Wiele informacji traktujących o rzekomych atakach i agresji ze strony ukraińskiej, które podają rosyjskie media, prawdopodobnie nie jest prawdziwych. Takie doniesienia mogą być elementem wojny informacyjnej ze strony Federacji Rosyjskiej.
Wcześniej o takich planach informował portal Ukraińska Prawda, przypominając, że wojska okupanta przejęły kontrolę nad około 60 proc. terytorium zaporoskiego.
"11 czerwca mieszkańcy wyzwolonego terytorium Zaporoże zaczną otrzymywać paszporty obywateli rosyjskich, czyli staną się pełnoprawnymi obywatelami naszej wielkiej, jednej ojczyzny" - pisał portal.

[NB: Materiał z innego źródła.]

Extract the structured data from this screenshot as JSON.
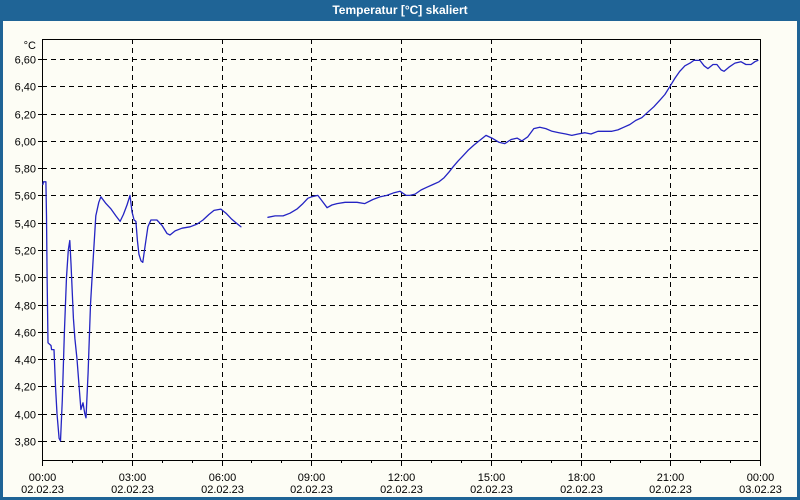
{
  "window": {
    "title": "Temperatur [°C] skaliert"
  },
  "colors": {
    "titlebar_bg": "#1f6496",
    "titlebar_text": "#ffffff",
    "window_border": "#1f6496",
    "content_bg": "#fdfdf5",
    "line": "#2424c3",
    "grid": "#000000",
    "text": "#000000"
  },
  "chart_data": {
    "type": "line",
    "title": "Temperatur [°C] skaliert",
    "grid": true,
    "legend": "none",
    "y_axis": {
      "unit_label": "°C",
      "min": 3.66,
      "max": 6.75,
      "tick_values": [
        6.6,
        6.4,
        6.2,
        6.0,
        5.8,
        5.6,
        5.4,
        5.2,
        5.0,
        4.8,
        4.6,
        4.4,
        4.2,
        4.0,
        3.8
      ],
      "tick_labels": [
        "6,60",
        "6,40",
        "6,20",
        "6,00",
        "5,80",
        "5,60",
        "5,40",
        "5,20",
        "5,00",
        "4,80",
        "4,60",
        "4,40",
        "4,20",
        "4,00",
        "3,80"
      ]
    },
    "x_axis": {
      "range_hours": [
        0,
        24
      ],
      "minor_tick_every_hours": 1,
      "major_ticks": [
        {
          "hour": 0,
          "time": "00:00",
          "date": "02.02.23"
        },
        {
          "hour": 3,
          "time": "03:00",
          "date": "02.02.23"
        },
        {
          "hour": 6,
          "time": "06:00",
          "date": "02.02.23"
        },
        {
          "hour": 9,
          "time": "09:00",
          "date": "02.02.23"
        },
        {
          "hour": 12,
          "time": "12:00",
          "date": "02.02.23"
        },
        {
          "hour": 15,
          "time": "15:00",
          "date": "02.02.23"
        },
        {
          "hour": 18,
          "time": "18:00",
          "date": "02.02.23"
        },
        {
          "hour": 21,
          "time": "21:00",
          "date": "02.02.23"
        },
        {
          "hour": 24,
          "time": "00:00",
          "date": "03.02.23"
        }
      ]
    },
    "series": [
      {
        "name": "Temperatur",
        "unit": "°C",
        "color": "#2424c3",
        "segments": [
          [
            [
              0.03,
              5.68
            ],
            [
              0.05,
              5.7
            ],
            [
              0.13,
              5.7
            ],
            [
              0.15,
              5.45
            ],
            [
              0.17,
              5.0
            ],
            [
              0.2,
              4.52
            ],
            [
              0.3,
              4.5
            ],
            [
              0.32,
              4.47
            ],
            [
              0.4,
              4.47
            ],
            [
              0.45,
              4.2
            ],
            [
              0.5,
              4.0
            ],
            [
              0.57,
              3.82
            ],
            [
              0.62,
              3.8
            ],
            [
              0.68,
              4.1
            ],
            [
              0.75,
              4.6
            ],
            [
              0.82,
              5.0
            ],
            [
              0.88,
              5.2
            ],
            [
              0.93,
              5.27
            ],
            [
              0.97,
              5.1
            ],
            [
              1.05,
              4.7
            ],
            [
              1.1,
              4.55
            ],
            [
              1.17,
              4.4
            ],
            [
              1.24,
              4.2
            ],
            [
              1.3,
              4.03
            ],
            [
              1.37,
              4.08
            ],
            [
              1.43,
              4.0
            ],
            [
              1.47,
              3.97
            ],
            [
              1.54,
              4.3
            ],
            [
              1.62,
              4.8
            ],
            [
              1.7,
              5.1
            ],
            [
              1.8,
              5.45
            ],
            [
              1.9,
              5.55
            ],
            [
              1.97,
              5.59
            ],
            [
              2.14,
              5.54
            ],
            [
              2.31,
              5.5
            ],
            [
              2.47,
              5.45
            ],
            [
              2.61,
              5.41
            ],
            [
              2.72,
              5.46
            ],
            [
              2.84,
              5.53
            ],
            [
              2.94,
              5.6
            ],
            [
              3.01,
              5.48
            ],
            [
              3.08,
              5.42
            ],
            [
              3.14,
              5.41
            ],
            [
              3.19,
              5.27
            ],
            [
              3.24,
              5.17
            ],
            [
              3.31,
              5.12
            ],
            [
              3.37,
              5.11
            ],
            [
              3.44,
              5.22
            ],
            [
              3.54,
              5.37
            ],
            [
              3.64,
              5.42
            ],
            [
              3.84,
              5.42
            ],
            [
              4.01,
              5.38
            ],
            [
              4.18,
              5.32
            ],
            [
              4.28,
              5.31
            ],
            [
              4.45,
              5.34
            ],
            [
              4.68,
              5.36
            ],
            [
              4.95,
              5.37
            ],
            [
              5.18,
              5.39
            ],
            [
              5.38,
              5.42
            ],
            [
              5.58,
              5.46
            ],
            [
              5.75,
              5.49
            ],
            [
              5.98,
              5.5
            ],
            [
              6.15,
              5.47
            ],
            [
              6.32,
              5.43
            ],
            [
              6.48,
              5.4
            ],
            [
              6.65,
              5.37
            ]
          ],
          [
            [
              7.55,
              5.44
            ],
            [
              7.79,
              5.45
            ],
            [
              8.06,
              5.45
            ],
            [
              8.29,
              5.47
            ],
            [
              8.52,
              5.5
            ],
            [
              8.72,
              5.54
            ],
            [
              8.89,
              5.58
            ],
            [
              9.02,
              5.59
            ],
            [
              9.22,
              5.6
            ],
            [
              9.36,
              5.56
            ],
            [
              9.53,
              5.51
            ],
            [
              9.69,
              5.53
            ],
            [
              9.86,
              5.54
            ],
            [
              10.13,
              5.55
            ],
            [
              10.53,
              5.55
            ],
            [
              10.79,
              5.54
            ],
            [
              11.06,
              5.57
            ],
            [
              11.3,
              5.59
            ],
            [
              11.53,
              5.6
            ],
            [
              11.77,
              5.62
            ],
            [
              11.97,
              5.63
            ],
            [
              12.17,
              5.6
            ],
            [
              12.3,
              5.6
            ],
            [
              12.47,
              5.61
            ],
            [
              12.67,
              5.64
            ],
            [
              12.87,
              5.66
            ],
            [
              13.07,
              5.68
            ],
            [
              13.27,
              5.7
            ],
            [
              13.44,
              5.73
            ],
            [
              13.6,
              5.77
            ],
            [
              13.74,
              5.81
            ],
            [
              13.9,
              5.85
            ],
            [
              14.07,
              5.89
            ],
            [
              14.24,
              5.93
            ],
            [
              14.44,
              5.97
            ],
            [
              14.61,
              6.0
            ],
            [
              14.84,
              6.04
            ],
            [
              15.04,
              6.02
            ],
            [
              15.27,
              5.99
            ],
            [
              15.47,
              5.98
            ],
            [
              15.68,
              6.01
            ],
            [
              15.88,
              6.02
            ],
            [
              16.04,
              6.0
            ],
            [
              16.24,
              6.03
            ],
            [
              16.44,
              6.09
            ],
            [
              16.64,
              6.1
            ],
            [
              16.84,
              6.09
            ],
            [
              17.05,
              6.07
            ],
            [
              17.28,
              6.06
            ],
            [
              17.51,
              6.05
            ],
            [
              17.71,
              6.04
            ],
            [
              17.92,
              6.05
            ],
            [
              18.15,
              6.06
            ],
            [
              18.35,
              6.05
            ],
            [
              18.58,
              6.07
            ],
            [
              18.82,
              6.07
            ],
            [
              19.05,
              6.07
            ],
            [
              19.25,
              6.08
            ],
            [
              19.45,
              6.1
            ],
            [
              19.65,
              6.12
            ],
            [
              19.85,
              6.15
            ],
            [
              20.05,
              6.17
            ],
            [
              20.25,
              6.21
            ],
            [
              20.45,
              6.25
            ],
            [
              20.66,
              6.3
            ],
            [
              20.82,
              6.34
            ],
            [
              20.99,
              6.4
            ],
            [
              21.16,
              6.46
            ],
            [
              21.32,
              6.51
            ],
            [
              21.49,
              6.55
            ],
            [
              21.66,
              6.57
            ],
            [
              21.79,
              6.59
            ],
            [
              21.99,
              6.59
            ],
            [
              22.13,
              6.55
            ],
            [
              22.26,
              6.53
            ],
            [
              22.43,
              6.56
            ],
            [
              22.56,
              6.56
            ],
            [
              22.7,
              6.52
            ],
            [
              22.8,
              6.51
            ],
            [
              22.96,
              6.54
            ],
            [
              23.16,
              6.57
            ],
            [
              23.36,
              6.58
            ],
            [
              23.53,
              6.56
            ],
            [
              23.7,
              6.56
            ],
            [
              23.83,
              6.58
            ],
            [
              23.93,
              6.59
            ]
          ]
        ]
      }
    ]
  }
}
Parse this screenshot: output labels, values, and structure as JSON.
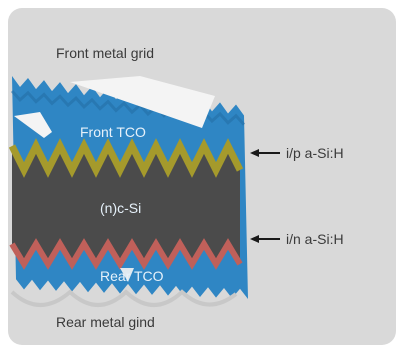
{
  "diagram": {
    "labels": {
      "front_metal_grid": "Front metal grid",
      "front_tco": "Front TCO",
      "csi": "(n)c-Si",
      "rear_tco": "Rear TCO",
      "rear_metal_grid": "Rear metal gind",
      "ip_layer": "i/p a-Si:H",
      "in_layer": "i/n a-Si:H"
    },
    "colors": {
      "background": "#d9d9d9",
      "tco": "#2f86c4",
      "tco_dark": "#256fa6",
      "silicon": "#4b4b4b",
      "ip_layer": "#a59a2c",
      "in_layer": "#c0605a",
      "metal": "#f4f4f4",
      "text_dark": "#3a3a3a",
      "text_light": "#e6f1fa"
    }
  }
}
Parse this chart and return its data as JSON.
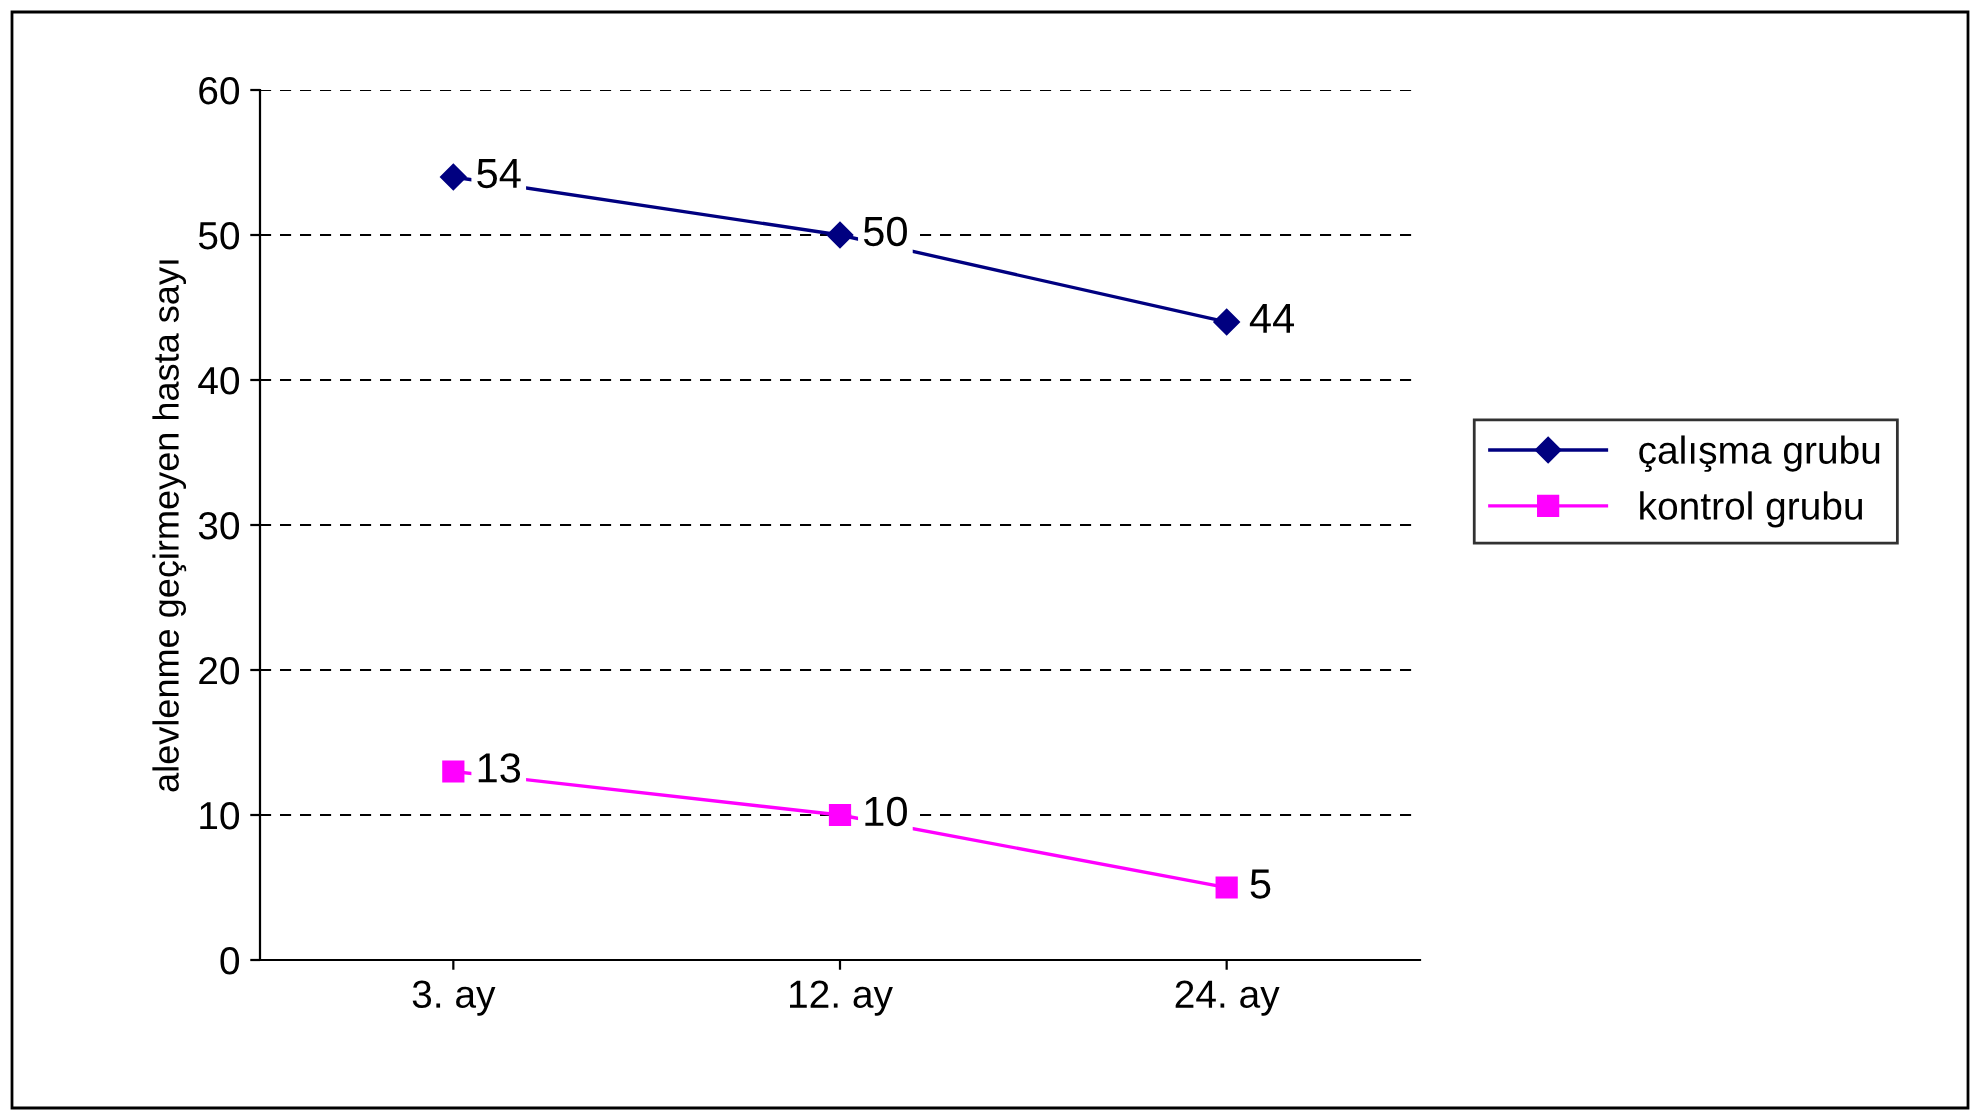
{
  "chart_data": {
    "type": "line",
    "ylabel": "alevlenme geçirmeyen hasta sayı",
    "categories": [
      "3. ay",
      "12. ay",
      "24. ay"
    ],
    "series": [
      {
        "name": "çalışma grubu",
        "color": "#000080",
        "marker": "diamond",
        "values": [
          54,
          50,
          44
        ]
      },
      {
        "name": "kontrol grubu",
        "color": "#ff00ff",
        "marker": "square",
        "values": [
          13,
          10,
          5
        ]
      }
    ],
    "ylim": [
      0,
      60
    ],
    "yticks": [
      0,
      10,
      20,
      30,
      40,
      50,
      60
    ],
    "grid": "y",
    "legend": "right",
    "data_labels": true
  }
}
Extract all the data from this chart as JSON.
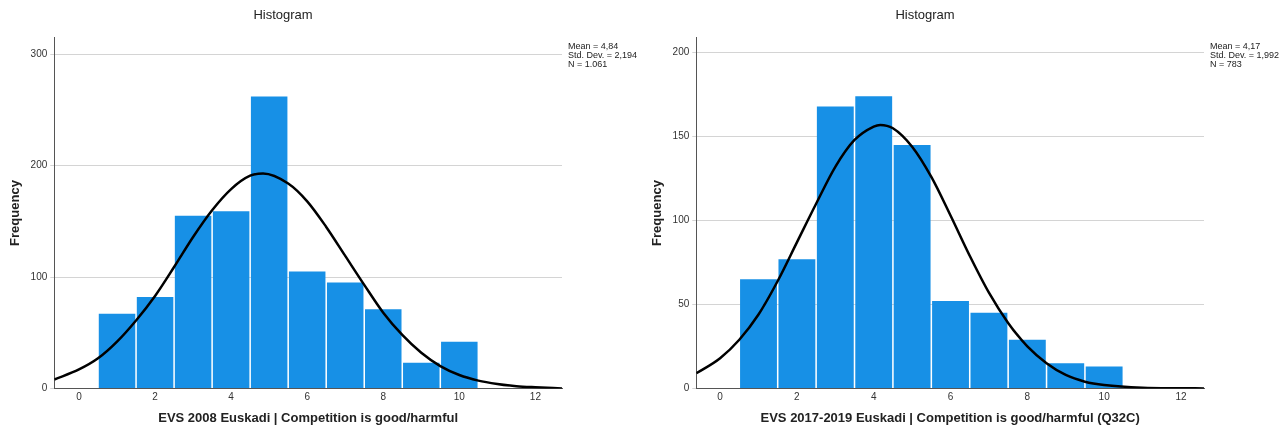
{
  "chart_data": [
    {
      "type": "histogram",
      "title": "Histogram",
      "xlabel": "EVS 2008 Euskadi | Competition is good/harmful",
      "ylabel": "Frequency",
      "bins": [
        0.5,
        1.5,
        2.5,
        3.5,
        4.5,
        5.5,
        6.5,
        7.5,
        8.5,
        9.5,
        10.5
      ],
      "values": [
        67,
        82,
        155,
        159,
        262,
        105,
        95,
        71,
        23,
        42
      ],
      "color": "#1790e6",
      "series": [
        {
          "type": "line",
          "color": "#000000",
          "x": [
            -0.65,
            0,
            0.5,
            1,
            1.5,
            2,
            2.5,
            3,
            3.5,
            4,
            4.5,
            4.84,
            5.5,
            6,
            6.5,
            7,
            7.5,
            8,
            8.5,
            9,
            9.5,
            10,
            10.5,
            11,
            11.5,
            12,
            12.7
          ],
          "values": [
            8,
            17,
            27,
            42,
            61,
            83,
            109,
            136,
            160,
            179,
            191,
            193,
            184,
            168,
            145,
            119,
            93,
            68,
            48,
            32,
            20,
            12,
            7,
            4,
            2,
            1,
            0
          ]
        }
      ],
      "xlim": [
        -0.65,
        12.7
      ],
      "xticks": [
        0,
        2,
        4,
        6,
        8,
        10,
        12
      ],
      "ylim": [
        0,
        315
      ],
      "yticks": [
        0,
        100,
        200,
        300
      ],
      "grid": "y",
      "legend": false,
      "marker": "none",
      "line_style": "solid",
      "annotations": [
        "Mean = 4,84",
        "Std. Dev. = 2,194",
        "N = 1.061"
      ]
    },
    {
      "type": "histogram",
      "title": "Histogram",
      "xlabel": "EVS 2017-2019 Euskadi | Competition is good/harmful (Q32C)",
      "ylabel": "Frequency",
      "bins": [
        0.5,
        1.5,
        2.5,
        3.5,
        4.5,
        5.5,
        6.5,
        7.5,
        8.5,
        9.5,
        10.5
      ],
      "values": [
        65,
        77,
        168,
        174,
        145,
        52,
        45,
        29,
        15,
        13
      ],
      "color": "#1790e6",
      "series": [
        {
          "type": "line",
          "color": "#000000",
          "x": [
            -0.62,
            0,
            0.5,
            1,
            1.5,
            2,
            2.5,
            3,
            3.5,
            4,
            4.17,
            4.5,
            5,
            5.5,
            6,
            6.5,
            7,
            7.5,
            8,
            8.5,
            9,
            9.5,
            10,
            11,
            12,
            12.6
          ],
          "values": [
            9,
            18,
            29,
            44,
            64,
            87,
            110,
            132,
            148,
            156,
            157,
            155,
            144,
            126,
            103,
            79,
            57,
            39,
            25,
            15,
            8,
            4,
            2,
            0.4,
            0.1,
            0
          ]
        }
      ],
      "xlim": [
        -0.62,
        12.6
      ],
      "xticks": [
        0,
        2,
        4,
        6,
        8,
        10,
        12
      ],
      "ylim": [
        0,
        209
      ],
      "yticks": [
        0,
        50,
        100,
        150,
        200
      ],
      "grid": "y",
      "legend": false,
      "marker": "none",
      "line_style": "solid",
      "annotations": [
        "Mean = 4,17",
        "Std. Dev. = 1,992",
        "N = 783"
      ]
    }
  ]
}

Zobacz też: "Straszne kłamstwa". Co z tymi Niemcami? Analiza z PISM może niepokoić
Rosjanie chcieli dać dokumenty z czasów ZSRR
W piątek Służba Bezpieczeństwa Ukrainy (SBU) informowała także o tym, że w przypadku opanowania obwodu kijowskiego Ukrainy, Rosjanie planowali zorganizowanie pseudoreferendum. To jednak nie koniec planów. Chcieli również rozdać mieszkańcom dokumenty tożsamości z czasów ZSRR.
Wszyscy obywatele w zamian za dokumenty ukraińskie mieli przymusowo dostać paszporty ZSRR. Tak przynajmniej miało być na początku, do czasu wydania rosyjskich dokumentów.
SBU w swoim komunikacie przekazała również, że odkryto schron z blankietami paszportów byłego ZSRR. Zlokalizowany on był w porzuconym budynku w mieście Makarów niedaleko Kijowa.